Last year, the category was won by Tomas Higgins from the Dublin Institute of Technology. His paper, titled “Identifying Mood by Analysing Keystroke Dynamics”, highly impressed the Judging Panel, who commented:

This paper paves the way for novel societal contribution in the field of Computer Sciences by analysing how iT systems might be able to recognise human moods. It provides an excellent and accessible discourse on the author’s research motivation, hypothesis and evaluation. The judging panel chose this excellent paper, not simply for its own merit, but also because it demonstrates a method through which technology could be put to use to achieve individual and societal benefits.

You can read his paper in The Undergraduate Journal here.

We are very excited to receiving submissions for this year’s Computer Sciences category and reading innovative research from undergraduate students around the world.

If you are interested in submitting to the category, click here.

If you are interested in judging, click here.

The Visual Arts Category

One of the changes to the categories of The Undergraduate Awards in 2017 is the inclusion of a new Visual Arts category.

The Visual Arts category is designated specifically for the practical coursework component of art, craft and design students. Students of all areas of Art including photography, textiles, sculpture and more are eligible to submit to the category.

Unlike the rest of the paper-based categories in The Undergraduate Awards, the Visual Arts category requires students to submit images from their artist’s portfolio in .pdf or .jpeg format, with no more than 10 images are to be submitted, including one installation photo. Links to anonymous YouTube/Vimeo links may be included if appropriate.

Eligible submission is required to include an Artist Statement (max 500 words) along with the portfolio of your work.

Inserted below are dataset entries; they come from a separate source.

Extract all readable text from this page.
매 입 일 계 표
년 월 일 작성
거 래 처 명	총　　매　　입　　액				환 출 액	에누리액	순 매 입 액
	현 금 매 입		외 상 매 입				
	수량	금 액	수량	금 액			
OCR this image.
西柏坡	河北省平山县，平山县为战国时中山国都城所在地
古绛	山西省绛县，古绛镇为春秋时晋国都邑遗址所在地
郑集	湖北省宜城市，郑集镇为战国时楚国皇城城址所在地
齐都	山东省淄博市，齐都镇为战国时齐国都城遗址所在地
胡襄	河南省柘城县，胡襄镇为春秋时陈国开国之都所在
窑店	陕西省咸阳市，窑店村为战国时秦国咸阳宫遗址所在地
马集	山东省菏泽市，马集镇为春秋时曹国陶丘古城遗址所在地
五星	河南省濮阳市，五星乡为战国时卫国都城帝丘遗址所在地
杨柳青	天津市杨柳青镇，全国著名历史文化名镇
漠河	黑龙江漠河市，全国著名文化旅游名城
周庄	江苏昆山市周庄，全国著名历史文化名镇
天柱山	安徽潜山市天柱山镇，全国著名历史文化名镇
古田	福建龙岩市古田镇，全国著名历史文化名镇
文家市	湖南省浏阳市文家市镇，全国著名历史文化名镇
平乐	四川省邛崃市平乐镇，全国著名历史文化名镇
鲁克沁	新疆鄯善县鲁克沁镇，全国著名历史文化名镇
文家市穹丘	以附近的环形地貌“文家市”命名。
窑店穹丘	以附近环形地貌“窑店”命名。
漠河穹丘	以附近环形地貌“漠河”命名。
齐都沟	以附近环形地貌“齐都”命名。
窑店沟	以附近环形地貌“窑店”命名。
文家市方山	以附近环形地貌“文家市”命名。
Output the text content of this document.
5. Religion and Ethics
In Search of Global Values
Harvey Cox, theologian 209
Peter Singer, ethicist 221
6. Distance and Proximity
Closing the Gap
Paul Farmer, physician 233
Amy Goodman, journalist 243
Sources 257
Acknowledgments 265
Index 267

You can read our full submission guideline here.

Mohammed Sami Ali Amili from Ulster University was the Global Winner of the Visual Arts category in 2017 with his work titled ‘Paintings’, which was the result of his direct experience with the Iraq war. It was praised by the Judging Panel who commented:

The paintings deal with an aesthetic pravis that needs to avoid the aestheticisation of horror and are an actualisation of a cultural concern

Previous Highly Commended Entrants in the category included Maansi Jain from New York University, who currently works as an artist in Berlin and has published several works on Broadly and i-D Magazine; and Susanne Wawra from the National College of Art & Design, who was one of four artists featured in the Irish Times’ list of “50 people to watch in 2017“.

We are very excited to see all the submissions we receive into this new category!